[Met Performance] CID:140310
Lucia di Lammermoor {215} Metropolitan Opera House: 12/25/1945.


Metropolitan Opera House
December 25, 1945


Lucia...................Lily Pons
Edgardo.................James Melton
Enrico..................Frank Valentino
Raimondo................Virgilio Lazzari
Normanno................Lodovico Oliviero
Alisa...................Thelma Votipka
Arturo..................Thomas Hayward

Conductor...............Pietro Cimara

Director................Lothar Wallerstein
Designer................Richard Rychtarik
Choreographer...........Boris Romanoff

Lucia di Lammermoor received six performances this season.

[Pons' costumes were designed by Valentina.]

Review of Virgil Thomson in The New York Herald Tribune

Let Lily Lucy

"Let Lucy Lucy Lily. Let Lucy Lily. Let Lucy Lily. Lily Lily. let Lucy Lily. Let Lily Lucy." So says Gertrude Stein. And so says your humble servant and announcer. It is the gist and sum of his comment on last night's performance of Donizetti's "Lucia di Lammermoor" at the Metropolitan Opera House. This is a beautiful opera, a noble work of music; and everybody in the cast did a worthy bit toward its execution. But it was Lily Pons's evening. It wasn't Donizetti's or the conductor's or the stage director's or anybody else's. It was Miss Pons's. And for all her bird-like thinness of utterance; she is so far and away the best all-round coloratura soprano now working among us that one is more than willing for the present to let Lily Lucy let Lucy Lucy Lily Lily let Lily Lucy.

All of which means that Miss Pons was at her best. Every phase was full of carrying power and of sagacious intention. Also she sang on pitch. She did not act. She never does; she is too clothes-conscious for that. And she is too selfishly audience-conscious to play up to or with any colleague. She alone, for instance, took bows after the Sextet. She even walked forward after the Mad Song, as if she had for a moment stopped the show, which was not true. All this is showmanship and, if you like, ham. But she had sung well. and she does know how to hammer in the nail of a favorable audience reception. Also she knows how to behave like a star. And when she sings as prettily as she did last night, who cares if she makes a one-star vehicle out of a work that is classically a three or four-star one?

Miss Votipka and Mr. Valentino backed her up nicely without ever taking the shine off her work, and Mr. Melton sang worthily. What he did in the last act, which is all his, I shall never know, since it does not fall within the time a reviewer can stay. I should like to have heard him in the graveyard scene, because he seemed to be in good form. But at no time does he ever have Miss Pons's shining comportment or her fully aware vocal utterance. And so, for all the eager outpouring of pleasant tenor sounds that were his contribution to the earlier evening, he remains in my memory of the occasion an adequate support, no more.

Pietro Cimara, the conductor, was almost more, but in the long run not.

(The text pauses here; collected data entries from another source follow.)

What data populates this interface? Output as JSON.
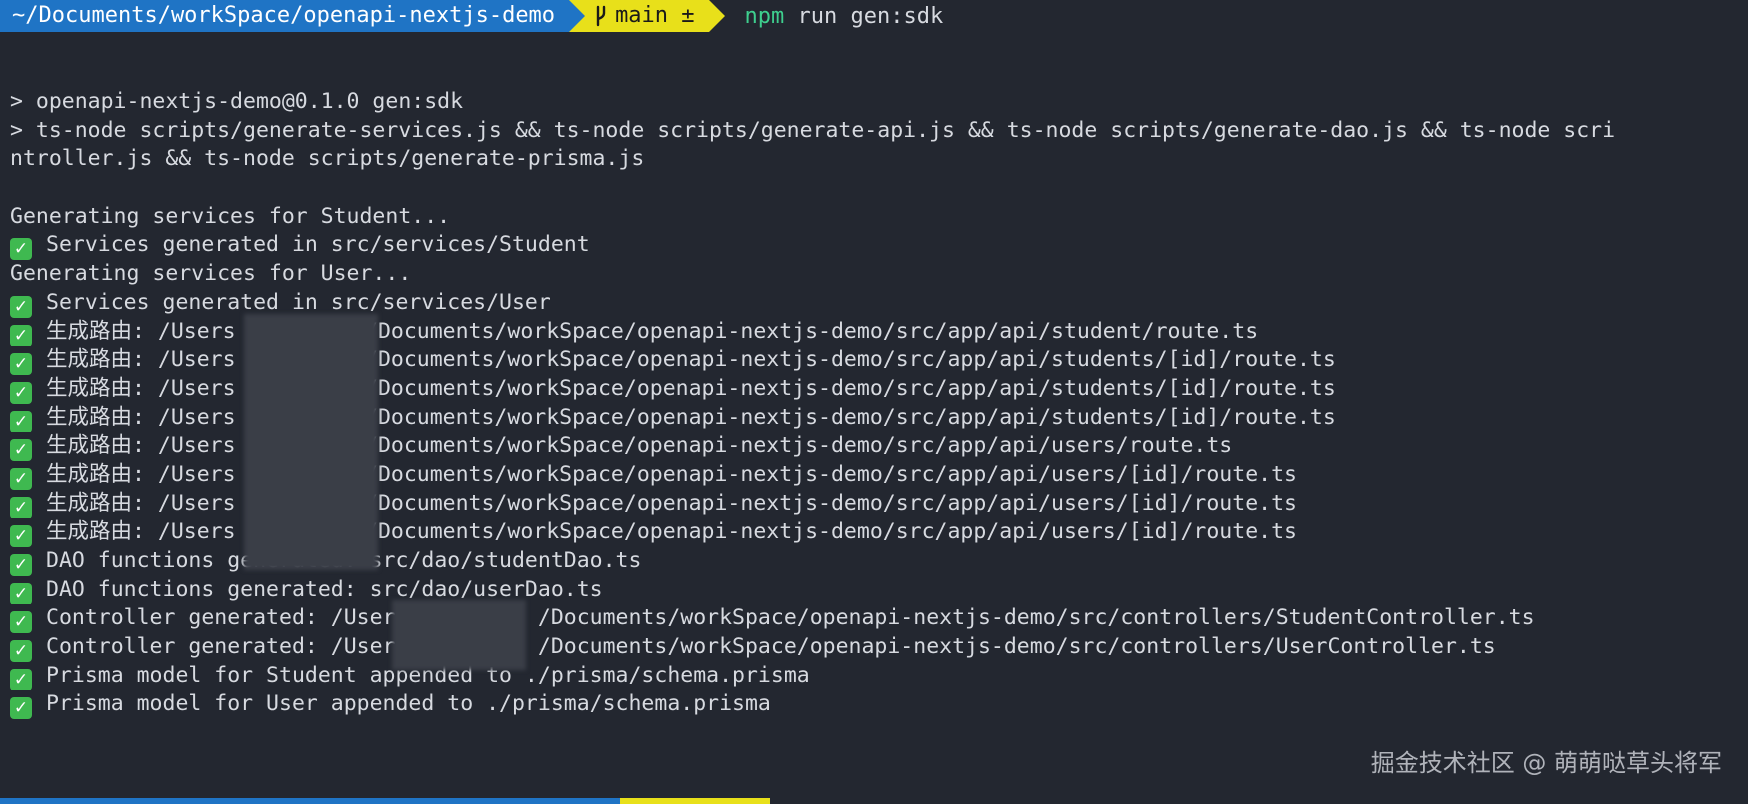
{
  "prompt": {
    "path": "~/Documents/workSpace/openapi-nextjs-demo",
    "branch": "main ±",
    "command_npm": "npm",
    "command_rest": " run gen:sdk",
    "colors": {
      "path_bg": "#1f74c5",
      "git_bg": "#e8e01a",
      "npm": "#3ecf8e"
    }
  },
  "output": [
    {
      "check": false,
      "text": "> openapi-nextjs-demo@0.1.0 gen:sdk"
    },
    {
      "check": false,
      "text": "> ts-node scripts/generate-services.js && ts-node scripts/generate-api.js && ts-node scripts/generate-dao.js && ts-node scri"
    },
    {
      "check": false,
      "text": "ntroller.js && ts-node scripts/generate-prisma.js"
    },
    {
      "check": false,
      "text": ""
    },
    {
      "check": false,
      "text": "Generating services for Student..."
    },
    {
      "check": true,
      "text": "Services generated in src/services/Student"
    },
    {
      "check": false,
      "text": "Generating services for User..."
    },
    {
      "check": true,
      "text": "Services generated in src/services/User"
    },
    {
      "check": true,
      "text": "生成路由: /Users          /Documents/workSpace/openapi-nextjs-demo/src/app/api/student/route.ts"
    },
    {
      "check": true,
      "text": "生成路由: /Users          /Documents/workSpace/openapi-nextjs-demo/src/app/api/students/[id]/route.ts"
    },
    {
      "check": true,
      "text": "生成路由: /Users          /Documents/workSpace/openapi-nextjs-demo/src/app/api/students/[id]/route.ts"
    },
    {
      "check": true,
      "text": "生成路由: /Users          /Documents/workSpace/openapi-nextjs-demo/src/app/api/students/[id]/route.ts"
    },
    {
      "check": true,
      "text": "生成路由: /Users          /Documents/workSpace/openapi-nextjs-demo/src/app/api/users/route.ts"
    },
    {
      "check": true,
      "text": "生成路由: /Users          /Documents/workSpace/openapi-nextjs-demo/src/app/api/users/[id]/route.ts"
    },
    {
      "check": true,
      "text": "生成路由: /Users          /Documents/workSpace/openapi-nextjs-demo/src/app/api/users/[id]/route.ts"
    },
    {
      "check": true,
      "text": "生成路由: /Users          /Documents/workSpace/openapi-nextjs-demo/src/app/api/users/[id]/route.ts"
    },
    {
      "check": true,
      "text": "DAO functions generated: src/dao/studentDao.ts"
    },
    {
      "check": true,
      "text": "DAO functions generated: src/dao/userDao.ts"
    },
    {
      "check": true,
      "text": "Controller generated: /Users          /Documents/workSpace/openapi-nextjs-demo/src/controllers/StudentController.ts"
    },
    {
      "check": true,
      "text": "Controller generated: /Users          /Documents/workSpace/openapi-nextjs-demo/src/controllers/UserController.ts"
    },
    {
      "check": true,
      "text": "Prisma model for Student appended to ./prisma/schema.prisma"
    },
    {
      "check": true,
      "text": "Prisma model for User appended to ./prisma/schema.prisma"
    }
  ],
  "watermark": "掘金技术社区 @ 萌萌哒草头将军"
}
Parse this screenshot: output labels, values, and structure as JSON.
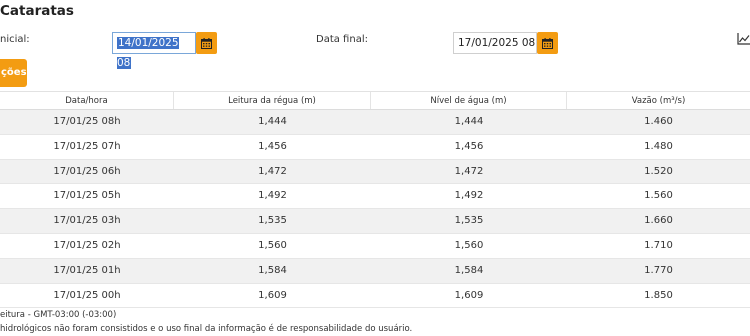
{
  "header": {
    "title": "Cataratas"
  },
  "filters": {
    "start_label": "nicial:",
    "start_value": "14/01/2025 08",
    "end_label": "Data final:",
    "end_value": "17/01/2025 08"
  },
  "icons": {
    "calendar": "calendar-icon",
    "chart": "line-chart-icon"
  },
  "colors": {
    "accent": "#f39c12",
    "selection": "#3f73c9"
  },
  "action": {
    "label": "ções"
  },
  "table": {
    "headers": [
      "Data/hora",
      "Leitura da régua (m)",
      "Nível de água (m)",
      "Vazão (m³/s)"
    ],
    "rows": [
      [
        "17/01/25 08h",
        "1,444",
        "1,444",
        "1.460"
      ],
      [
        "17/01/25 07h",
        "1,456",
        "1,456",
        "1.480"
      ],
      [
        "17/01/25 06h",
        "1,472",
        "1,472",
        "1.520"
      ],
      [
        "17/01/25 05h",
        "1,492",
        "1,492",
        "1.560"
      ],
      [
        "17/01/25 03h",
        "1,535",
        "1,535",
        "1.660"
      ],
      [
        "17/01/25 02h",
        "1,560",
        "1,560",
        "1.710"
      ],
      [
        "17/01/25 01h",
        "1,584",
        "1,584",
        "1.770"
      ],
      [
        "17/01/25 00h",
        "1,609",
        "1,609",
        "1.850"
      ]
    ]
  },
  "footer": {
    "note1": "eitura - GMT-03:00 (-03:00)",
    "note2": "hidrológicos não foram consistidos e o uso final da informação é de responsabilidade do usuário."
  }
}
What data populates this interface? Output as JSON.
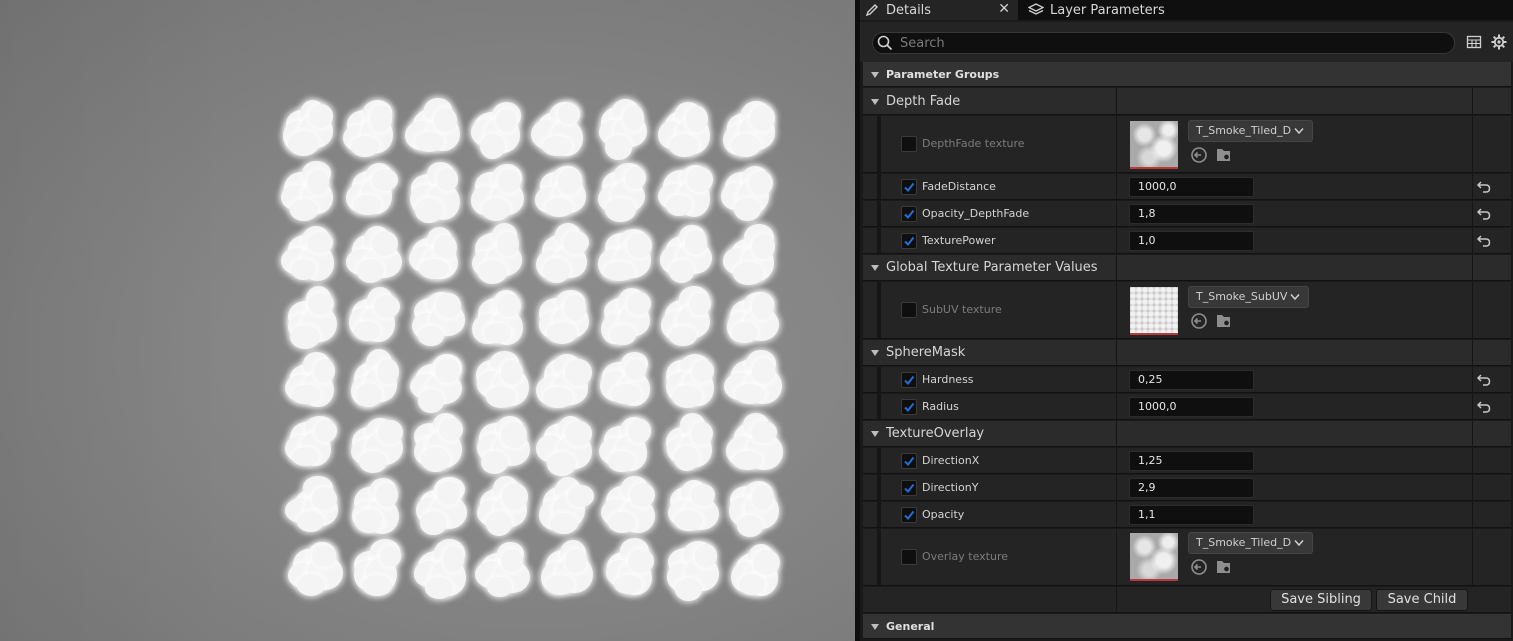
{
  "tabs": {
    "details": {
      "label": "Details",
      "icon": "pencil-icon"
    },
    "layer_parameters": {
      "label": "Layer Parameters",
      "icon": "layers-icon"
    }
  },
  "search": {
    "placeholder": "Search",
    "value": ""
  },
  "groups": {
    "parameter_groups": "Parameter Groups",
    "depth_fade": "Depth Fade",
    "global_texture": "Global Texture Parameter Values",
    "sphere_mask": "SphereMask",
    "texture_overlay": "TextureOverlay",
    "general": "General"
  },
  "params": {
    "depthfade_texture": {
      "label": "DepthFade texture",
      "enabled": false,
      "texture": "T_Smoke_Tiled_D"
    },
    "fade_distance": {
      "label": "FadeDistance",
      "enabled": true,
      "value": "1000,0"
    },
    "opacity_depthfade": {
      "label": "Opacity_DepthFade",
      "enabled": true,
      "value": "1,8"
    },
    "texture_power": {
      "label": "TexturePower",
      "enabled": true,
      "value": "1,0"
    },
    "subuv_texture": {
      "label": "SubUV texture",
      "enabled": false,
      "texture": "T_Smoke_SubUV"
    },
    "hardness": {
      "label": "Hardness",
      "enabled": true,
      "value": "0,25"
    },
    "radius": {
      "label": "Radius",
      "enabled": true,
      "value": "1000,0"
    },
    "direction_x": {
      "label": "DirectionX",
      "enabled": true,
      "value": "1,25"
    },
    "direction_y": {
      "label": "DirectionY",
      "enabled": true,
      "value": "2,9"
    },
    "opacity": {
      "label": "Opacity",
      "enabled": true,
      "value": "1,1"
    },
    "overlay_texture": {
      "label": "Overlay texture",
      "enabled": false,
      "texture": "T_Smoke_Tiled_D"
    }
  },
  "buttons": {
    "save_sibling": "Save Sibling",
    "save_child": "Save Child"
  },
  "viewport": {
    "subuv_grid": "8x8"
  },
  "colors": {
    "accent_check": "#1f6fd6",
    "reset_icon": "#c8c8c8",
    "texture_underline": "#b83a3a"
  }
}
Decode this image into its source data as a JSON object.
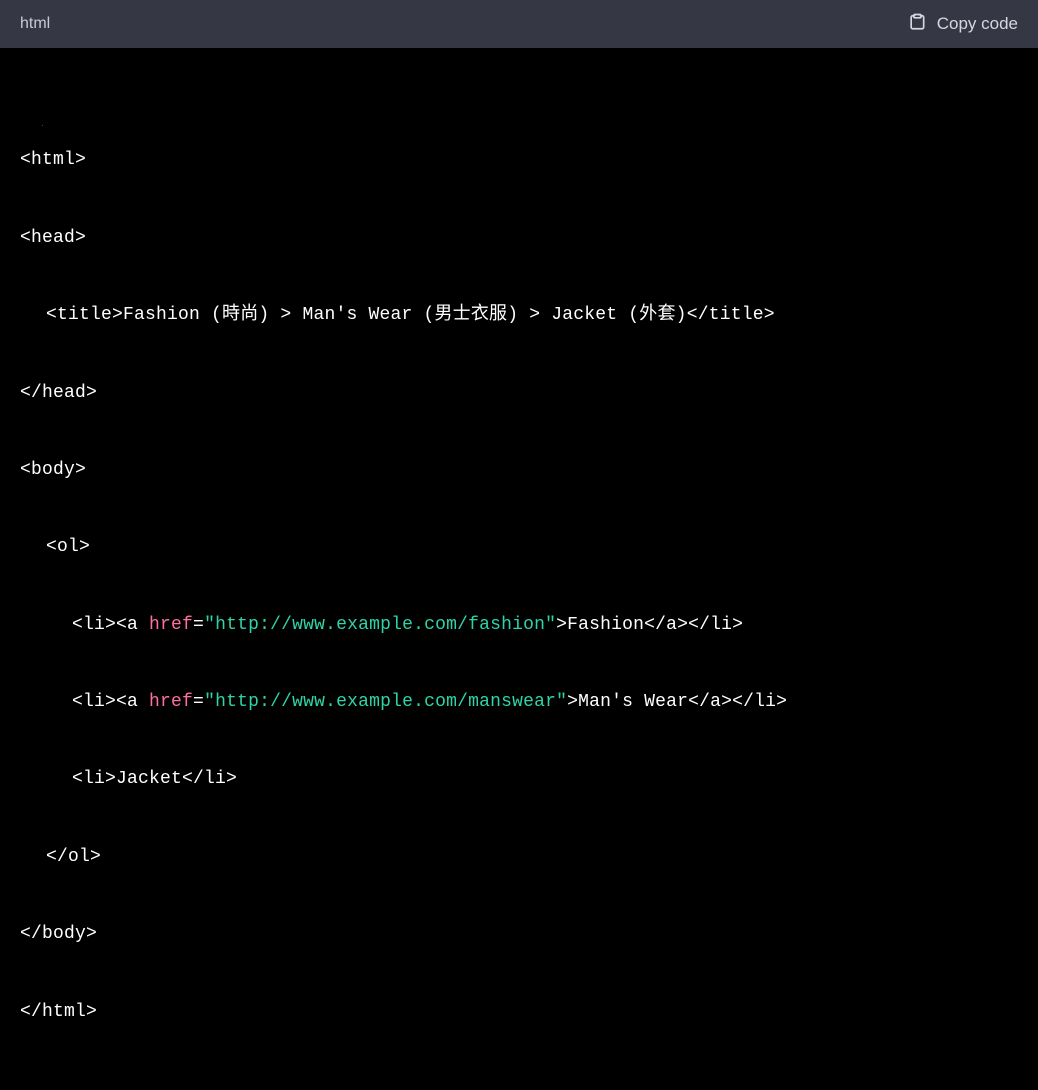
{
  "header": {
    "language": "html",
    "copy_label": "Copy code"
  },
  "code": {
    "l1": "<html>",
    "l2": "<head>",
    "l3a": "<title>",
    "l3b": "Fashion (時尚) > Man's Wear (男士衣服) > Jacket (外套)",
    "l3c": "</title>",
    "l4": "</head>",
    "l5": "<body>",
    "l6": "<ol>",
    "l7a": "<li><a",
    "attr_href": "href",
    "eq": "=",
    "l7url": "\"http://www.example.com/fashion\"",
    "l7b": ">",
    "l7txt": "Fashion",
    "l7c": "</a></li>",
    "l8url": "\"http://www.example.com/manswear\"",
    "l8txt": "Man's Wear",
    "l9a": "<li>",
    "l9txt": "Jacket",
    "l9b": "</li>",
    "l10": "</ol>",
    "l11": "</body>",
    "l12": "</html>"
  }
}
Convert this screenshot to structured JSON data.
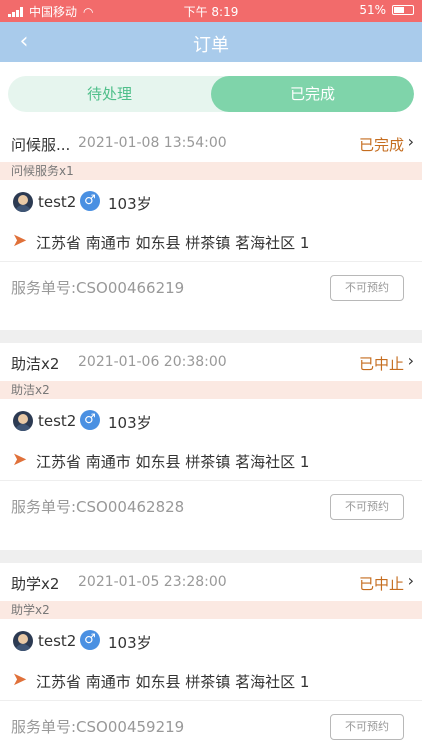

He animated the music, made it run along with alacrity. But he, too, handed over the show to the soprano whenever the occasion was propitious. He did not make the mistake of giving her her head. Like any proper accompanist, he pulled her along. But his mind was on the star's performance, not on the drama of the piece.

It was a good performance and a good evening. And if the star did walk away with the show, she did it neatly and without any ugliness, human or musical. A pleasure is a pleasure, and Miss Pons last night was a great pleasure. So far as your reporter is concerned, and till some one else shall turn up who sings the role better, let Lily Lucy, yes, for the present, please let Lily Lucy Lucy Lucy, let Lily Lucy.